A Simple Model-View-Controller Blog Example written PHP, for educational purposes. The MVC framework is embedded in the application itself, it is not a separate library, so all the code can be easily explored in order to understand how the action-based MVC works.
Note: This is an educational project. If you are looking for a framework for a professional project, I recommend you to use any other MVC framework (there are many out there!).
New! An alternative (beta), component-based (or pull) example is also available at https://github.com/lipido/mvcblog-pull
The main MVC components are implemented in the following way:
- Model. Each domain entity is a class. In addition to domain classes, there are data mappers which are responsible of SQL sentences needed to retrieve and save instances of the domain objects from and into the database. For example Post and PostMapper are domain objects and data mappers, respectively.
- View. Views are plain PHP scripts, with the only responsibility of generating the data views and user input.
- Controller. Controllers are PHP classes. Every HTTP request is dispatched by one controller. More specifically, by one action inside a controller. Actions are simple methods inside controllers.
In addition to the minimum components, this example contains:
- A view helper class (
ViewManager
), which includes a layout system for the views. All your views are embedded inside layouts, which contain all the repetitive HTML (headers, footers, css declarations, etc). You can use more than one layout if you want (in the example, we use two layouts). - An simple internationalization helper class (
I18n
).
The action-based (or push) MVC frameworks can be seen as in the following figure:
- PHP 5.4.0.
- MySQL (tested in 5.5.40).
- A PHP-capable HTTP Server (tested in Apache 2).

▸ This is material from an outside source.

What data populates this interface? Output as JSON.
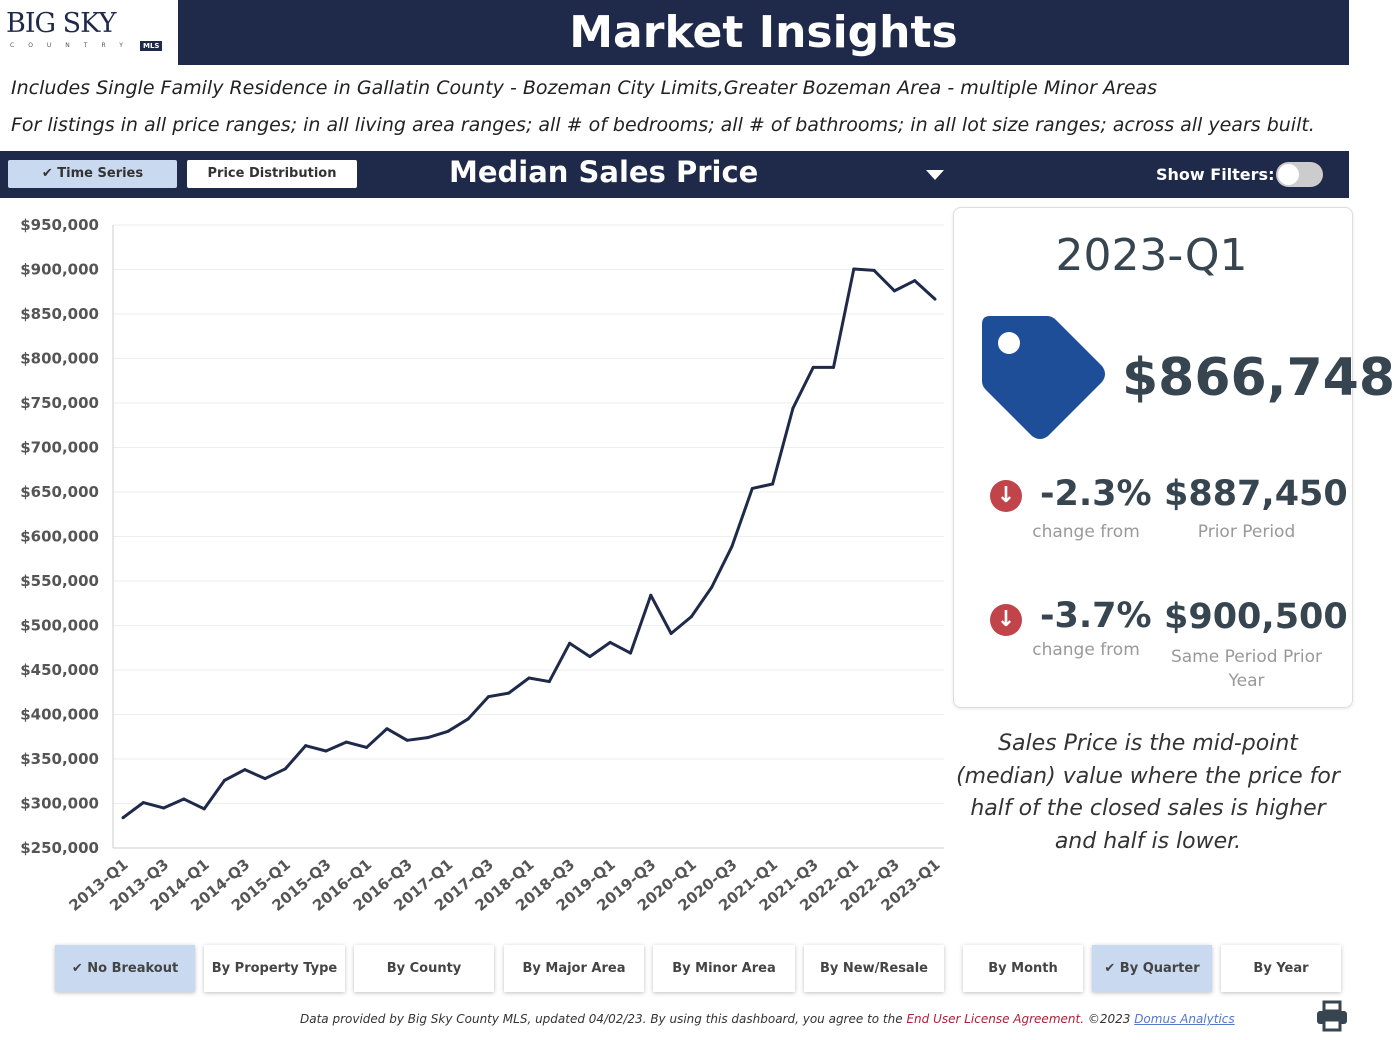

Connect to MySQL console and paste this script.
create database mvcblog;
use mvcblog;
create table users (
username varchar(255),
passwd varchar(255),
primary key (username)
) ENGINE=INNODB DEFAULT CHARACTER SET = utf8;
create table posts (
id int auto_increment,
title varchar(255),
content varchar(255),
author varchar(255) not null,
primary key (id),
foreign key (author) references users(username)
) ENGINE=INNODB DEFAULT CHARACTER SET = utf8;
create table comments (
id int auto_increment,
content varchar(255),
author varchar(255) not null,
post int not null,
primary key (id),
foreign key (author) references users(username),
foreign key (post) references posts(id) on delete cascade
) ENGINE=INNODB DEFAULT CHARACTER SET = utf8;
Create a username for the database. The connection settings in the PHP code are in /core/PDOConnection.php
CREATE USER 'mvcuser'@'localhost' IDENTIFIED BY 'mvcblogpass';
GRANT ALL PRIVILEGES ON mvcblog.* TO 'mvcuser'@'localhost' WITH GRANT OPTION;
- Add a decent CSS.
- Include the URL rewriting mechanism to get pretty urls.